Она вынесла в подоле засиженные курами яйца и несмело остановилась возле пришельцев.

- Вот все, - робко забормотала она. - Нету больше. Ей же богу, правду говорю.

- О-о, гут! - вскочил с травы гитлеровец и начал перекладывать яйца в пилотку. - Отшен гут, матка!

Остальные солдаты зашевелились, сели. Седой едва не силой сунул бабушке в руки консервы и хлеб.

- Да на кой ляд мне харч? - вконец растерялась старуха. - Не надо мне вашего...

- Гут, матка, - улыбаясь, немец похлопал бабушку по плечу. - Ка-ра-шё!

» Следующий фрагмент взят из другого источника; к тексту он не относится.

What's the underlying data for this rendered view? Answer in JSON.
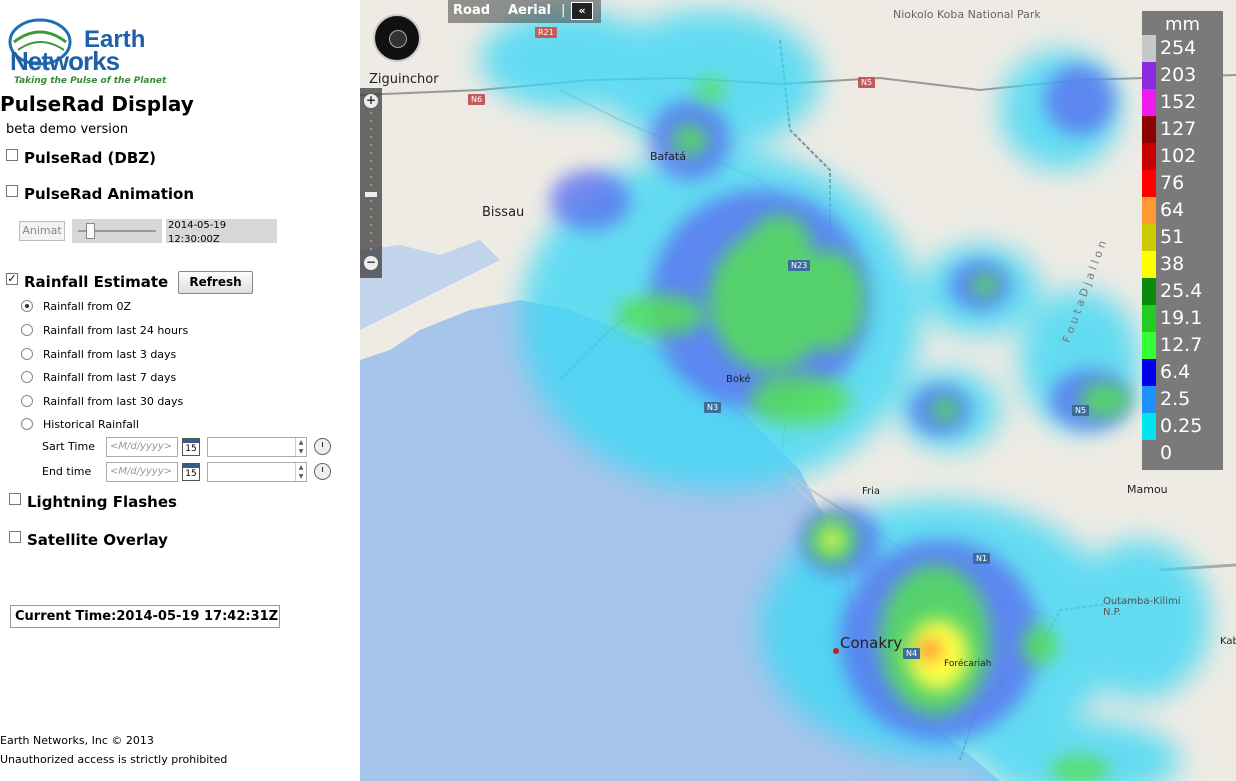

Он опустился на колени, осторожно положил на землю полную пилотку и начал делить яйца на три равные доли. Затем, задрав головы, немцы с наслаждением пили их, посыпая солью. Покончив с яйцами, двое разлеглись на траве, а третий, самый молодой из них, аккуратно завернул скорлупу в газету, лег на спину, заложил ногу за ногу и заиграл на губной гармошке.

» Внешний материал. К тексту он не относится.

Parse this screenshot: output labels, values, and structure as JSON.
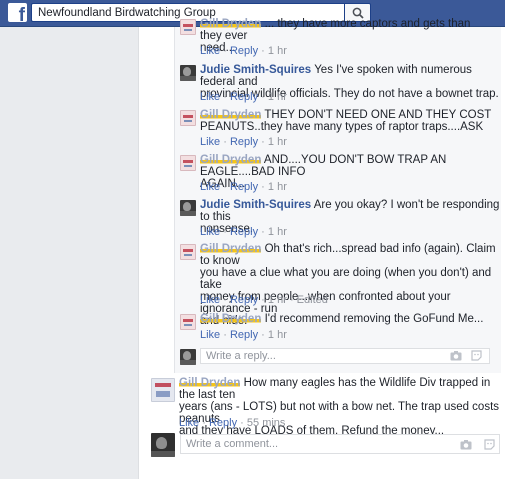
{
  "header": {
    "search_value": "Newfoundland Birdwatching Group"
  },
  "replies": [
    {
      "author": "Gill Dryden",
      "text_lines": [
        "... they have more captors and gets than they ever",
        "need..."
      ],
      "actions": [
        "Like",
        "Reply"
      ],
      "time": "1 hr"
    },
    {
      "author": "Judie Smith-Squires",
      "text_lines": [
        "Yes I've spoken with numerous federal and",
        "provincial wildlife officials. They do not have a bownet trap."
      ],
      "actions": [
        "Like",
        "Reply"
      ],
      "time": "1 hr"
    },
    {
      "author": "Gill Dryden",
      "text_lines": [
        "THEY DON'T NEED ONE AND THEY COST",
        "PEANUTS..they have many types of raptor traps....ASK"
      ],
      "actions": [
        "Like",
        "Reply"
      ],
      "time": "1 hr"
    },
    {
      "author": "Gill Dryden",
      "text_lines": [
        "AND....YOU DON'T BOW TRAP AN EAGLE....BAD INFO",
        "AGAIN..."
      ],
      "actions": [
        "Like",
        "Reply"
      ],
      "time": "1 hr"
    },
    {
      "author": "Judie Smith-Squires",
      "text_lines": [
        "Are you okay? I won't be responding to this",
        "nonsense."
      ],
      "actions": [
        "Like",
        "Reply"
      ],
      "time": "1 hr"
    },
    {
      "author": "Gill Dryden",
      "text_lines": [
        "Oh that's rich...spread bad info (again). Claim to know",
        "you have a clue what you are doing (when you don't) and take",
        "money from people...when confronted about your ignorance - run",
        "and hide."
      ],
      "actions": [
        "Like",
        "Reply"
      ],
      "time": "1 hr",
      "edited": "Edited"
    },
    {
      "author": "Gill Dryden",
      "text_lines": [
        "I'd recommend removing the GoFund Me..."
      ],
      "actions": [
        "Like",
        "Reply"
      ],
      "time": "1 hr"
    }
  ],
  "reply_box": {
    "placeholder": "Write a reply..."
  },
  "main_comment": {
    "author": "Gill Dryden",
    "text_lines": [
      "How many eagles has the Wildlife Div trapped in the last ten",
      "years (ans - LOTS) but not with a bow net. The trap used costs peanuts",
      "and they have LOADS of them. Refund the money..."
    ],
    "actions": [
      "Like",
      "Reply"
    ],
    "time": "55 mins"
  },
  "comment_box": {
    "placeholder": "Write a comment..."
  },
  "icons": {
    "logo": "facebook-logo",
    "search": "search-icon",
    "camera": "camera-icon",
    "sticker": "sticker-icon"
  }
}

Ваня вышел из сеней, откуда наблюдал за немцами, и сел на крыльце.

- Киндер, ком! - весело поманил его пальцем седой. - Шнэль, шнэль!

Ваня встал, подтянул штаны и нерешительно подошел к немцам. Седой вытащил из ранца плитку шоколада и, обнажив в улыбке золотые зубы, подал Ване.

- Немецкий зольдат киндер найн пуф! пуф! - покровительственно сказал он. - Киндер гут.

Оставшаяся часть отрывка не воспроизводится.